Better, I think, to point out that in 1960 it was plausible for students holding low-wage jobs to support themselves and pay the (minimal) registration fees for a college degree -- you could, realistically, work your way through college and graduate with little or no debt. We are not as a nation poorer now than we were in 1960; indeed US GDP per capita is about triple what it was in 1960. If we could do it then, we ought to be able to do it now rather than burden every generation with crushing debt for their investment in what is -- in substantial part -- a public good.
Apologies - I thought the software would append my name to the above: Michael Froomkin, discourse.net & law.tm
ReplyDelete"Bernie has not, to my knowledge, said anything about how he would go about providing free university education."
ReplyDeleteYes he has.

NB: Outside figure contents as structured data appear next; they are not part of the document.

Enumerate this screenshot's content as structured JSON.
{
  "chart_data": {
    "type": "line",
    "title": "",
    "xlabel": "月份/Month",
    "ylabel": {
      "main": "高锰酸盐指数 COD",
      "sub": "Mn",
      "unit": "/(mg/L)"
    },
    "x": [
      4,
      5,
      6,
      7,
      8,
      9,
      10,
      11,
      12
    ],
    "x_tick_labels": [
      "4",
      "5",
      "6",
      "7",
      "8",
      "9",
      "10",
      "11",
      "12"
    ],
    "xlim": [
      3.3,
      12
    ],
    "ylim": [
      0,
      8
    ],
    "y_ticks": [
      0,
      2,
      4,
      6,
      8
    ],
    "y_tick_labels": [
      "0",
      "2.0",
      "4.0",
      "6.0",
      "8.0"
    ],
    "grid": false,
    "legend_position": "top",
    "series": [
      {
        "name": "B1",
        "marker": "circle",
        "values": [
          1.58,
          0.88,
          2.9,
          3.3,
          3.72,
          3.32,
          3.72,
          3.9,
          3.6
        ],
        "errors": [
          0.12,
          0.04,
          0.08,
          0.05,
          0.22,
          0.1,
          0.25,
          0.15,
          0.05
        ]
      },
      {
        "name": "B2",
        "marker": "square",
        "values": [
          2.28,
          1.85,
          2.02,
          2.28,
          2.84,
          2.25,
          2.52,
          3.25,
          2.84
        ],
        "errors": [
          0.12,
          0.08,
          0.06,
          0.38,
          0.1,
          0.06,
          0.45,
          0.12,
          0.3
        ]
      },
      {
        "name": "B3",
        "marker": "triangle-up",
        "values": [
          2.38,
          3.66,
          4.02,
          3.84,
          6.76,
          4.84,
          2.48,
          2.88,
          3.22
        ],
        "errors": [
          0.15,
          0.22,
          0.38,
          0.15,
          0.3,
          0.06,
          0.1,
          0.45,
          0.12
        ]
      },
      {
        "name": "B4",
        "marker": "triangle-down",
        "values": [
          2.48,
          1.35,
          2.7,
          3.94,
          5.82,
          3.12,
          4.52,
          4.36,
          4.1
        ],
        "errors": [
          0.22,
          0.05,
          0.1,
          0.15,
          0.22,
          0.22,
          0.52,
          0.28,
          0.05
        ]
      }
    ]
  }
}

A tax on wall street speculation. That covers 75% of the costs.
https://berniesanders.com/issues/its-time-to-make-college-tuition-free-and-debt-free/
"Yes he has. A tax on wall street speculation. That covers 75% of the costs."
ReplyDeleteThat's how he would get the money for it, but it doesn't address the mechanism of how he would do it. If he had the funds, presumably, he would just pay the tuition, but that route would lead simply to the states emulating the pharmaceutical companies and raising the price in order to take advantage of the program. Presumably, he wouldn't want to do that. If not, I'd like to know how he intends to deal with the fact that the public universities are state, not federal, universities.
But hasn't there been significant inflation in faculty salaries as well, at least in private colleges? Anecdotal evidence [n=1]: I remember that in 1961 Paul Tillich, one of 5 "University Professors" (the highest faculty honor) at Harvard, was paid $16,000. My wife is paid 10 times that---and that's at NYU, and she ain't no "University Professor." CPI meanwhile has risen only 800%.
ReplyDeleteDavid Palmeter,
ReplyDeleteA clarification about Chile: the plan to make university education free includes all public and private universities (which meet certain criteria). The government will fix tuition charges, so they can't raise tuition. Private universities are free not to accept the plan, but then they will have to compete with free public and private universities which accept it.
No, the average salary for all full-time faculty in degree-granting post-secondary institutions (including instructors and lecturers, as well as all ranks of professors) in constant dollars has barely changed since 1970.
ReplyDeleteThe distribution, however, likely has changed: there is a new class of "winners" at the top of the salary scale, and a large class of oppressed full-time lecturers at the bottom.
Whatever is driving the cost increase in education, it's not faculty salaries at the college level (law, medicine may differ). The number of administrators has grown rapidly.
-Michael Froomkin
S. Wallerstein,
ReplyDeleteThanks for the explanation about Chile. It seems to work on the same principle as Medicare here: the government will pay a specified amount provided the school accepts that as total payment. Of course, the payment could be set at such a low level that schools would not accept it, but if it were high enough that many would accept, it would put a lot of pressure on the others.
David Palmeter,
ReplyDeleteIt works as you suggest above. It's just begun this year in a tentative program, but it seems that it will create a two tier system. Most everyone (or at least the 70% of the population with lowest family income) will go to free public and private universities, while certain private universities will continue to charge high tuition for the wealthy, who even if tuition were free for everyone, do not want their dear kids to have to attend school with the children of the masses: this is a very very classist and snobbish country!